2. Optimal Solution (Kadane's Algorithm + Total Sum - Minimum Sum)

The optimal solution involves using Kadane's algorithm to find the maximum subarray sum within the array. Then, we find the minimum subarray sum and subtract it from the total sum of the array. The larger of these two values (max subarray sum and total sum - min subarray sum) will be our answer.

Algorithm:

1. Find the maximum subarray sum using Kadane's algorithm.
2. Find the minimum subarray sum using a modified Kadane's algorithm.
3. Calculate the total sum of the array.
4. Return the maximum of (maximum subarray sum, total sum - minimum subarray sum). Handle the case where all elements are negative.

def max_subarray_sum_circular(nums):
    n = len(nums)
    total_sum = sum(nums)

    # Kadane's Algorithm to find maximum subarray sum
    max_so_far = 0
    current_max = 0
    for x in nums:
        current_max = max(x, current_max + x)
        max_so_far = max(max_so_far, current_max)

    # Kadane's Algorithm to find minimum subarray sum
    min_so_far = 0
    current_min = 0
    for x in nums:
        current_min = min(x, current_min + x)
        min_so_far = min(min_so_far, current_min)

    # Handle the case where all elements are negative
    if max_so_far == 0:
        return max(nums)

    return max(max_so_far, total_sum - min_so_far)

Example:

nums = [5, -3, 5]
max_subarray_sum_circular(nums)  # Output: 10

Big(O) Analysis

• Time Complexity: O(n) - Single pass through the array for each Kadane's algorithm and sum calculation.
• Space Complexity: O(1) - Constant extra space.

Edge Cases

1. All Negative Numbers: If all numbers are negative, the maximum subarray sum is the largest negative number (least negative).
2. All Positive Numbers: The maximum subarray sum is the sum of all numbers.
3. Empty Array: The problem statement specifies a non-empty array, but handling it would require a check at the start.
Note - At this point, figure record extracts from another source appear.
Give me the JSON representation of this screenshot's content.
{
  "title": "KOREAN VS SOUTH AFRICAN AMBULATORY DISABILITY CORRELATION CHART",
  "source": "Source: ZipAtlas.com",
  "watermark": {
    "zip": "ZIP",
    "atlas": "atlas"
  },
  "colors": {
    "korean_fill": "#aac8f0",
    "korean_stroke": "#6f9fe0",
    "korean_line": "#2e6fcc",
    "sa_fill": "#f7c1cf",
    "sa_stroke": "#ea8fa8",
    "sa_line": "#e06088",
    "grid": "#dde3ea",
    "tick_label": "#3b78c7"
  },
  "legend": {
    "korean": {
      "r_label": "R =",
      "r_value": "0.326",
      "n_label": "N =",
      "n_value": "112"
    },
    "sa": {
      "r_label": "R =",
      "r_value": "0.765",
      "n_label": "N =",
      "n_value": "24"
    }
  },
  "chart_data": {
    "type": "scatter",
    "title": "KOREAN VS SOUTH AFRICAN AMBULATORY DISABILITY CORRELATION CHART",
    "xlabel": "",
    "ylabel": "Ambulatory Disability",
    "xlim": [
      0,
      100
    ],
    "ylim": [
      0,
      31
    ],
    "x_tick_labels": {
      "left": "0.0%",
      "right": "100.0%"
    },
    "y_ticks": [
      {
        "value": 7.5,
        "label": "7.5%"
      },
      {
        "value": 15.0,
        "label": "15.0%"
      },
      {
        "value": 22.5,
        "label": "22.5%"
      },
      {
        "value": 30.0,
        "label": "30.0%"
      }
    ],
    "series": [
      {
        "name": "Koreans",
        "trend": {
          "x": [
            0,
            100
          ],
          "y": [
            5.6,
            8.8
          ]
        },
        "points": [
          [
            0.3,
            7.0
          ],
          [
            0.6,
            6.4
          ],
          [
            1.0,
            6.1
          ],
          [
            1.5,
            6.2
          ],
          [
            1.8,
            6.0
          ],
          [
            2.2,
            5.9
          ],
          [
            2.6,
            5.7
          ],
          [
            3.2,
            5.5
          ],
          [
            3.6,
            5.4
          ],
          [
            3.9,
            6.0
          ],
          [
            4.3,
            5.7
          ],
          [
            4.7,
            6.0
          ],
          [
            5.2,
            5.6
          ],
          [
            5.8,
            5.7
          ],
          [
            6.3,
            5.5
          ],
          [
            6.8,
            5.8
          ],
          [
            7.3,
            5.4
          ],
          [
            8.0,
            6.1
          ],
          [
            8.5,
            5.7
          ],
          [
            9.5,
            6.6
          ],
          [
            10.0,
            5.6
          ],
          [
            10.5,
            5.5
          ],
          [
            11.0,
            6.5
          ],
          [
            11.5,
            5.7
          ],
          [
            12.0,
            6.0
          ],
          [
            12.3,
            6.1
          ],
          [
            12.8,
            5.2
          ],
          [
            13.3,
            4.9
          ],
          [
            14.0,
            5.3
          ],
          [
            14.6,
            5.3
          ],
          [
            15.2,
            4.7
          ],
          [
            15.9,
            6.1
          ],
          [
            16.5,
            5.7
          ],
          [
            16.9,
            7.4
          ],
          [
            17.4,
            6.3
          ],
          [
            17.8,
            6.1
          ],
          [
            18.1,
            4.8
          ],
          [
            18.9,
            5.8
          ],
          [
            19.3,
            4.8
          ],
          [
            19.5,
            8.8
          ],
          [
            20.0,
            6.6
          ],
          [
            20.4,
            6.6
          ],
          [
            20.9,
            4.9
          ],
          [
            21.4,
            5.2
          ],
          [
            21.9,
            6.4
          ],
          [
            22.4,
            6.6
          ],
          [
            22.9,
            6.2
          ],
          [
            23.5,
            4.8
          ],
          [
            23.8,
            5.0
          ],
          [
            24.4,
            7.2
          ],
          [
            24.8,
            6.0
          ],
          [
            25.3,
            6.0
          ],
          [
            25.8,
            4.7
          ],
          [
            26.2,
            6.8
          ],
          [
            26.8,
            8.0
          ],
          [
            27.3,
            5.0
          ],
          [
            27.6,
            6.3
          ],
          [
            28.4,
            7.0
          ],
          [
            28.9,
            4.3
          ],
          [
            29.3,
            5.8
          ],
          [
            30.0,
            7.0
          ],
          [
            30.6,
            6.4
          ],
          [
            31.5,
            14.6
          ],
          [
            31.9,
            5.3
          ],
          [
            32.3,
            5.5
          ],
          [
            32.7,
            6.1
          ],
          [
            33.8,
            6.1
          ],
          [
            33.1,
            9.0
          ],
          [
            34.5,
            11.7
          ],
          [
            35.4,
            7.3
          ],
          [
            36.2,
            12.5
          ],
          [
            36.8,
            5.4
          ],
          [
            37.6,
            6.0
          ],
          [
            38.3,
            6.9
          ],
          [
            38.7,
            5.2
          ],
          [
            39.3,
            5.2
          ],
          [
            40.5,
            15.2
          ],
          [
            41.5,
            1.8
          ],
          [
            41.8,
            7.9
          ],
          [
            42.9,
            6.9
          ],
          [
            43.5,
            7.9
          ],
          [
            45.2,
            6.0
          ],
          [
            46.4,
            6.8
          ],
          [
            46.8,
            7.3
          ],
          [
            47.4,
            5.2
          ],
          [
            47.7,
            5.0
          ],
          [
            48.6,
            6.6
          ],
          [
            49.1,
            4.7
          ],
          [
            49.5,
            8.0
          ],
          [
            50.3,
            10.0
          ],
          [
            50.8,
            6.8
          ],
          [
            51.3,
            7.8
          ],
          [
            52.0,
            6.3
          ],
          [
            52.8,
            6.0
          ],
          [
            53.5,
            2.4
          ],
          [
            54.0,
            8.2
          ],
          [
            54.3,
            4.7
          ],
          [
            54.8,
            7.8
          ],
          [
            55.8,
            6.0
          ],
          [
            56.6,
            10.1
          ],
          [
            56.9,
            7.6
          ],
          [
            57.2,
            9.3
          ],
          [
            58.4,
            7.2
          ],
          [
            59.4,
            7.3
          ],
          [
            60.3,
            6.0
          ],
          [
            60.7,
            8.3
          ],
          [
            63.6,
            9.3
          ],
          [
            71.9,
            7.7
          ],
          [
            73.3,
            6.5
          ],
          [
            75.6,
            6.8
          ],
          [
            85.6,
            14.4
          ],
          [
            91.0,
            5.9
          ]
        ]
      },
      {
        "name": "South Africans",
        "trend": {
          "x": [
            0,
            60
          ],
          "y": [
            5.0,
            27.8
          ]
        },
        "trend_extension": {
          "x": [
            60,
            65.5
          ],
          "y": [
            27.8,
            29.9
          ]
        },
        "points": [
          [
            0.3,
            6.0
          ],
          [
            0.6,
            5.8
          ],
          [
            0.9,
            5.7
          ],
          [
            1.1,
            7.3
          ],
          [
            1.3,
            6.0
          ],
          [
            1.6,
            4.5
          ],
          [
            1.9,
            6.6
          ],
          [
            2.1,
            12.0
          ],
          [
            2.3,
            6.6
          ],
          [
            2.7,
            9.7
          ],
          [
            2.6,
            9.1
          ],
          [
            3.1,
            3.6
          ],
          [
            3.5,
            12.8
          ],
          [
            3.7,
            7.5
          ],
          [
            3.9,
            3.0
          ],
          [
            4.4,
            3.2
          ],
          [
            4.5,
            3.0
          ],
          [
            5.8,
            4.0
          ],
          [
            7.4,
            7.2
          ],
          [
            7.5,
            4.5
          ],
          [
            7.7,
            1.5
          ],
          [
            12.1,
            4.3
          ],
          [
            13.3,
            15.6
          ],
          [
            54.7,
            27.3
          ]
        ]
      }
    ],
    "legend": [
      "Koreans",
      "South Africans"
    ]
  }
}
def max_subarray_sum_circular_handle_empty(nums):
    if not nums:
        return 0  # Or raise an exception
    return max_subarray_sum_circular(nums)

1. Large Numbers: The sums could potentially overflow. Consider using a larger data type (e.g., long in Java, int64 in Python).

Code with edge case handling and overflow consideration:

def max_subarray_sum_circular_robust(nums):
    n = len(nums)
    total_sum = 0
    max_so_far = -float('inf')
    current_max = 0
    min_so_far = float('inf')
    current_min = 0

    for x in nums:
        total_sum += x
        current_max = max(x, current_max + x)
        max_so_far = max(max_so_far, current_max)
        current_min = min(x, current_min + x)
        min_so_far = min(min_so_far, current_min)

    if max_so_far < 0:
        return max_so_far  # All numbers are negative

    return max(max_so_far, total_sum - min_so_far)

This robust version handles edge cases where all numbers are negative and uses -float('inf') and float('inf') to correctly initialize max_so_far and min_so_far.